- Name descriptive of location and contents: Encephaloceles in general present with extracranial herniation of brain tissue, leptomeninges, and/or CSF through a defect in the skull or cervical spine. They are typically named according to the anatomical location of the bony defect. If only meninges and CSF herniate through the defect, it is called a meningocele.
- Midline fusion defect: Cervical encephaloceles result from herniation of neural tissue through a fusion defect in the posterior aspect of the cervical spine.
These deformities are extremely rare, with very few patients reported in the literature. As such, the natural history of cervical encephaloceles remains unknown.

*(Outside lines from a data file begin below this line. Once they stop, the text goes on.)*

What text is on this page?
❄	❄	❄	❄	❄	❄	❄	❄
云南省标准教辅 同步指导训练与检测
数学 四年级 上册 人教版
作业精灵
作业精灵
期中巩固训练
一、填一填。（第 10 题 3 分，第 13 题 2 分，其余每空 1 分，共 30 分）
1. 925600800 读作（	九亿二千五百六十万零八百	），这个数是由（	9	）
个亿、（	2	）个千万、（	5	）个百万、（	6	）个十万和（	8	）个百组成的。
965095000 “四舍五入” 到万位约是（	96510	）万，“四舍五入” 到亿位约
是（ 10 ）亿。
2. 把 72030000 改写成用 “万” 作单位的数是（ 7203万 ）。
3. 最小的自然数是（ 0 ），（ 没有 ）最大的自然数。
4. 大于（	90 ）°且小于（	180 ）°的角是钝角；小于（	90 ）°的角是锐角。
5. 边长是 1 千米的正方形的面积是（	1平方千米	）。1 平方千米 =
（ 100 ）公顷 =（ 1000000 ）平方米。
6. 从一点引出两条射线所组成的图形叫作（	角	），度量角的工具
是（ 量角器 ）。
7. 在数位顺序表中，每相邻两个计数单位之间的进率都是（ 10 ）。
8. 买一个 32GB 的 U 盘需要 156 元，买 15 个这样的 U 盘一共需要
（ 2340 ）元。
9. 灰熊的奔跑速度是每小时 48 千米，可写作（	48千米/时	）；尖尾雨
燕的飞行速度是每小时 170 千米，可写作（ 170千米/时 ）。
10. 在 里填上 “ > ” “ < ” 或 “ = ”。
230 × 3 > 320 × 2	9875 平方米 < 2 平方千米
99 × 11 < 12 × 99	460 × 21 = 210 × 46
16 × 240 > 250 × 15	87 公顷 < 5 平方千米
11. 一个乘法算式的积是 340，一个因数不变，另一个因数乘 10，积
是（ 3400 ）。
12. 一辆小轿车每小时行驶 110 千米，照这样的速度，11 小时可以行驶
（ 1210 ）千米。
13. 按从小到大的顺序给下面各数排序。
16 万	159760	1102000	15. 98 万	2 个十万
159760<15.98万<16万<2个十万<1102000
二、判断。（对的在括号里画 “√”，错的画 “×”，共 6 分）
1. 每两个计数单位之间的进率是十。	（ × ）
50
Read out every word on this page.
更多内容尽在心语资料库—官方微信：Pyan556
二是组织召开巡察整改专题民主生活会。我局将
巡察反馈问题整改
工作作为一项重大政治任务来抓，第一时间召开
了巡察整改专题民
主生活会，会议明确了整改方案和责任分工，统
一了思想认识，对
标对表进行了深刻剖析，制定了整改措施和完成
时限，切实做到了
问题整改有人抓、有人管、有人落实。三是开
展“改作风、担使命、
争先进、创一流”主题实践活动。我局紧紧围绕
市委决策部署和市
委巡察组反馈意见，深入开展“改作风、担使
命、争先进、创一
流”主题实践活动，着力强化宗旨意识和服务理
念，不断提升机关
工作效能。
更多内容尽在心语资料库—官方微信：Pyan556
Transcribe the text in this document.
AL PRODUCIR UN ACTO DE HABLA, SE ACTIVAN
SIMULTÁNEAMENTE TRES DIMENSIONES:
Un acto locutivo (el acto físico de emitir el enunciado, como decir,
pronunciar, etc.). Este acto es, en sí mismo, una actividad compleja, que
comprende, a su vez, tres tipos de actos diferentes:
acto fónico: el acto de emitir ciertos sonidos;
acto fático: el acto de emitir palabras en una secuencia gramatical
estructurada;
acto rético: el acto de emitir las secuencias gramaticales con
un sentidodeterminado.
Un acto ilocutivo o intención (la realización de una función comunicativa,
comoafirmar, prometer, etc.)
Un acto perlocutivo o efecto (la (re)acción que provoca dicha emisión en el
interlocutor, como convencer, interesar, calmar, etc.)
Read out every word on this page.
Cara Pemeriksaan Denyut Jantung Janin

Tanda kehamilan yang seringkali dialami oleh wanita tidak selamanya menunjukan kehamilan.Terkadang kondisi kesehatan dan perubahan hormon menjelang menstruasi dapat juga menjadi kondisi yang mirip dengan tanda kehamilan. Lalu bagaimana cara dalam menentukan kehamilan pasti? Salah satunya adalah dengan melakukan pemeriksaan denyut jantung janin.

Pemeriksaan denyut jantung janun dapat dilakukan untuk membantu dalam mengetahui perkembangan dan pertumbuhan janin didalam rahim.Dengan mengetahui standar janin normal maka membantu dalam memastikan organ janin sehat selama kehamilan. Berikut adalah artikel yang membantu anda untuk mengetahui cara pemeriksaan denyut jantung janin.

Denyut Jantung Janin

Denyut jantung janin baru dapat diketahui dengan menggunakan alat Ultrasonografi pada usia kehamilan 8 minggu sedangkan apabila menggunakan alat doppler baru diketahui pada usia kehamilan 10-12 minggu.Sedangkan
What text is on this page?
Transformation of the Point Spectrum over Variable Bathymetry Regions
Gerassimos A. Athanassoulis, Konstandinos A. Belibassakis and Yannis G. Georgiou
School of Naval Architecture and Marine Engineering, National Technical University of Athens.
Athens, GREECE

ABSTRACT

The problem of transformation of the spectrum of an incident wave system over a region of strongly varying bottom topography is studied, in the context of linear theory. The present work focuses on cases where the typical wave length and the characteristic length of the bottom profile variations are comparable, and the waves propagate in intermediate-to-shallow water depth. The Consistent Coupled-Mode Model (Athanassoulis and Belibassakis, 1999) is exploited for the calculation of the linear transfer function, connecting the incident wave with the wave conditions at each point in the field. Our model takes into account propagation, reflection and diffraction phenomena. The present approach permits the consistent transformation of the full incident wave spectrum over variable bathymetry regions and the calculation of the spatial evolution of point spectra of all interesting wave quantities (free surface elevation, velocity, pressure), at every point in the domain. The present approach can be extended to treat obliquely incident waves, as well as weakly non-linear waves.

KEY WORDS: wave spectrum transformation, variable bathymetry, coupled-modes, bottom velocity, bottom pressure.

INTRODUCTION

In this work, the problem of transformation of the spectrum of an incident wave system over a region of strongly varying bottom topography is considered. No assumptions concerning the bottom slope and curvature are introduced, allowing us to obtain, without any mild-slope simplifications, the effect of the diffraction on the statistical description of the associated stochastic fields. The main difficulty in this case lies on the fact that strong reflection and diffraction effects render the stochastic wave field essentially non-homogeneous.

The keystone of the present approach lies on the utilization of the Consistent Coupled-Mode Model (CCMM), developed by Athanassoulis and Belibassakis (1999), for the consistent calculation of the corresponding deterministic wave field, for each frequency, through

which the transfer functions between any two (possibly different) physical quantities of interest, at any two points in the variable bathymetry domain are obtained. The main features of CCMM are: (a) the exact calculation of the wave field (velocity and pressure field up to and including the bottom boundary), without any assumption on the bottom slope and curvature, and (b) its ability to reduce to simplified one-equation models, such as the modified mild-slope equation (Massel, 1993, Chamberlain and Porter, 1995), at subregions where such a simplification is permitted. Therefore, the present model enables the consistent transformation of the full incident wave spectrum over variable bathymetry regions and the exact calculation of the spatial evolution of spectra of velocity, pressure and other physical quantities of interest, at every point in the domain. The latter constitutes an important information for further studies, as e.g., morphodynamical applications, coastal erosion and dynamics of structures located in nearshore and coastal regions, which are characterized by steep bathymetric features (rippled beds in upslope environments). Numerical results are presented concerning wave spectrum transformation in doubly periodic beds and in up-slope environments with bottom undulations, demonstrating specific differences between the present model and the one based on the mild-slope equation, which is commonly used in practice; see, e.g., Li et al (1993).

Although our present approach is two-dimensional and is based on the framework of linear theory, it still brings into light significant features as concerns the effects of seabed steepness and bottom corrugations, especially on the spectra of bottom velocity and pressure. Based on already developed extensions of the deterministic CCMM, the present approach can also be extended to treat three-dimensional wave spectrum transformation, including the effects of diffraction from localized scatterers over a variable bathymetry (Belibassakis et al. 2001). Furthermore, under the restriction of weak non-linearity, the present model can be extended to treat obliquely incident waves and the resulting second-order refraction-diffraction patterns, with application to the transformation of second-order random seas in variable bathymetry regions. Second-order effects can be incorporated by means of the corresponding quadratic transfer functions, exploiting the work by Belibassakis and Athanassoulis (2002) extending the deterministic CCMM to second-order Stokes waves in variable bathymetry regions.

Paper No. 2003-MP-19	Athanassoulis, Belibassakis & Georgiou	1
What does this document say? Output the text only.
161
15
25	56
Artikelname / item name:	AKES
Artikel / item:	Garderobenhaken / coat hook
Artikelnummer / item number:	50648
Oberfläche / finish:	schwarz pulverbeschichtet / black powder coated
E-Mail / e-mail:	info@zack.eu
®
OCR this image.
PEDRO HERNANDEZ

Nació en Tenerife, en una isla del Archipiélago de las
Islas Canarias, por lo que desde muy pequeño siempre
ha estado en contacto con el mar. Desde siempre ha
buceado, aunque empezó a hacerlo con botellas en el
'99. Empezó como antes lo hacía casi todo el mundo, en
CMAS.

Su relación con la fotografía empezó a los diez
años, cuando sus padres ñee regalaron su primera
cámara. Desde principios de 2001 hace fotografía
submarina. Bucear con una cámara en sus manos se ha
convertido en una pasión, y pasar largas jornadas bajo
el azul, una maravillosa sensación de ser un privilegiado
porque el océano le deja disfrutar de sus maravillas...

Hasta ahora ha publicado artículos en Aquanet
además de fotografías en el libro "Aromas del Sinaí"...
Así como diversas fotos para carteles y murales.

- Neurulation abnormality: Failure of the surface ectoderm to separate from the neurectoderm during neurulation is believed to be the cause of encephalocele formation.
- Cause unknown: Although encephaloceles are commonly grouped together with anencephaly and spina bifida as neural tube defects with similar origins, the exact mechanisms underlying their development are still unknown.
- Not related to folic acid: Since it is unclear whether the mechanisms underlying encephalocele formation are similar to those underlying anencephaly and spina bifida, it is also unclear whether folic acid supplementation has an effect in preventing encephaloceles similar to its effect in preventing anencephaly and spina bifida (4, 15, 16). The prevalence of encephaloceles in some populations has not significantly declined even after increased maternal intake of folic acid (17-19).
- Size varies: Cervical encephaloceles may range in size from quite small (e.g., 1–2 cm in diameter) to larger than the infant’s head.
- Contents vary: The contents of the encephalocele sac are highly variable and may include cerebral cortex, cerebellum, brainstem, thalami, and/or ventricular structures.
- Associated abnormalities: Multiple intracranial abnormalities have been reported in patients with encephaloceles including kinking/distortion of the brainstem; posterocaudal shifting of intracranial contents; distension of the ventricular system, optic pathways, corpus callosum, and hypothalamus; inversion of the cerebellum; dysgenesis of the vermis; dysplasia of the corpus callosum, and hydrocephalus (1).